Sorrise lei certa di avermi colto in fallo, di rimando io continuai nella mia spiegazione.

– Ha presente i bambini, ebbene, nel loro immaginario collettivo, cara signora, i bambini hanno la tendenza a personalizzare la loro fantasia, identificano tutta una serie di personaggi immaginari, invisibili amici compagni di giochi, sotto forma di bambole, peluche e una miriade di pupazzi di ogni tipo.
Complici i cartoni animati, la televisione, il cinema, le industrie che sommergono d’offerte il mondo delle illusioni infantili.
Bene! Questi oggetti possono, a buon diritto, essere considerati degli avatar, rappresentano la realizzazione materiale dei sogni infantili, io sono un collezionista di questi avatar.

– Non vorrà dirmi, – esclamò la donna sbigottita,- che lei colleziona bambole e pupazzi?

– Non proprio, mi limito a quelli più piccoli, ha presente i pupazzetti tridimensionali che escono sotto forma di sorprese?

– Quelle degli ovetti?

La signora non capiva ancora, se la stavo prendendo in giro o facevo sul serio, mi guardava con una certa ansia nella voce, quasi allarmata, lei la moglie del prefetto locale, stava perdendo tempo con un tizio fuori di testa che si occupava di pupazzetti dei bambini.

Fui ben lieto di toglierla dall’impaccio annuendo vigorosamente alla sua domanda.

– Esatto signora! Proprio loro, io colleziono sorpresine di ogni tipo, se permette ora dovrei andare, ho perso già abbastanza tempo in questo posto, non c’è niente di interessante, l’artista è un amico, ma deve farsi ancora le ossa, mi piacerebbe discutere con lei di arte moderna, ma i miei “avatar” reclamano la mia presenza.

La lasciai lì, impalata, con il suo flute di champagne in mano; era rimasta basita!

Quando mi capita cerco sempre di far scendere dai loro piedistalli artificiali quel genere di persone che hanno la pretesa di aver diritto a emanare giudizi in lungo e in largo. Da dove derivi quest’arroganza non è dato sapere.
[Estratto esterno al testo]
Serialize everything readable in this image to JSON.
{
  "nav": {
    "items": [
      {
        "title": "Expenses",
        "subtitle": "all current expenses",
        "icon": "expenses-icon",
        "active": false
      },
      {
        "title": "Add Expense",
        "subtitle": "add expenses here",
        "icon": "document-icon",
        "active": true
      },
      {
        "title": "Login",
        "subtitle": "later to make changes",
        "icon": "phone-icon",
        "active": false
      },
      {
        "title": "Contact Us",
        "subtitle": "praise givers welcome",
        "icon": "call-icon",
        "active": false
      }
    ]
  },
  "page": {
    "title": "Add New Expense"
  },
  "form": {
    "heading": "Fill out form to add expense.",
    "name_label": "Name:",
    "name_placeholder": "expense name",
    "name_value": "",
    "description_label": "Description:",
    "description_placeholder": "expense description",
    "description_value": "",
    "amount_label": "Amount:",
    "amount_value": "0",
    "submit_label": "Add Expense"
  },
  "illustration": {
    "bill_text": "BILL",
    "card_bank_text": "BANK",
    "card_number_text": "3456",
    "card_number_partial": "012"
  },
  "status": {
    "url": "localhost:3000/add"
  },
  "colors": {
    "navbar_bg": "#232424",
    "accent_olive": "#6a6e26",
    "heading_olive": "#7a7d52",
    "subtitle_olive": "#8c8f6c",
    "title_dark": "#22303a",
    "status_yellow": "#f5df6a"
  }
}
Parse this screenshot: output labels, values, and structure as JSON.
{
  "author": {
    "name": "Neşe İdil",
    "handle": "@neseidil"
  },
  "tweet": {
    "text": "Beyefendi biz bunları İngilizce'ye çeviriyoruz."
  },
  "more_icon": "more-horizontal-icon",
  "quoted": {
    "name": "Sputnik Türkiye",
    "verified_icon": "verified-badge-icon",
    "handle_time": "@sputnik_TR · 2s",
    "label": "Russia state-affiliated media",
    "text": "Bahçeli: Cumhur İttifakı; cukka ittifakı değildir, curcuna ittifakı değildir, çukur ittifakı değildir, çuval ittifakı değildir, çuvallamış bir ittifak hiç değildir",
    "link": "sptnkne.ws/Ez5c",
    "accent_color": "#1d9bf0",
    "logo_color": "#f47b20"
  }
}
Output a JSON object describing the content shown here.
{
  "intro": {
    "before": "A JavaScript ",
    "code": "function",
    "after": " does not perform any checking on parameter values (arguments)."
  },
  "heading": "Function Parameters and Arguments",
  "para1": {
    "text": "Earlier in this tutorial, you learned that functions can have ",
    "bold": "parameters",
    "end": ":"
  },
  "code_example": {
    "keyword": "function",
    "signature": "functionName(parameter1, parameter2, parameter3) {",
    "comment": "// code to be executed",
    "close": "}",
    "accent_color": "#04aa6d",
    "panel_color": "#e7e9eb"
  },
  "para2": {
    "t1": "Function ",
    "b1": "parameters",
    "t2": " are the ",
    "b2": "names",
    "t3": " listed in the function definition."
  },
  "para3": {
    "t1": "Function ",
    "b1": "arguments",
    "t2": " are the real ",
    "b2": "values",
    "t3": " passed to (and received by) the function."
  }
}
Tornando al discorso collezionismo, io reputo questo una necessità, un bisogno mentale a volte anche perverso, un meccanismo che scatta in molti soggetti, per dare forma, rendere tangibile e concreta la propria fantasia, non importa qual’è l’oggetto prescelto, l’importante che dia, come risultato, l’appagamento del proprio ego, che gratifichi quella parte segreta, insita in ogni essere umano, che spinge a ricercare, a volte in oggetti futili e insignificanti, risposte alle domande più recondite. Domande che non hanno risposte nella vita reale.

La trovata degli Avatar, pensandoci bene, non è poi tanto lontana dalla verità, il collezionista tende a identificare la sua idea di divinità in se stesso, quando è solo con gli oggetti del suo desiderio, tende ad esprimere la sua sicurezza, la sua illusione di onnipotenza.

Il poter disporre a suo piacimento d’oggetti che rappresentano ai suoi occhi la personificazione delle sue visioni, lo fa diventare artefice del suo destino, è lui che ricerca, trova e stabilisce la sorte degli oggetti che rappresentano le sue illusioni, le sue utopie, le sue speranze.

Li cura, li preserva, li custodisce e li esibisce con evidente orgoglio. Queste persone si rifugiano nell’illusorio mondo della fantasia per non crescere, per non dover affrontare le insidie del vivere quotidiano dove a decidere la vita non sono gli avatar, ma solo gli Dei.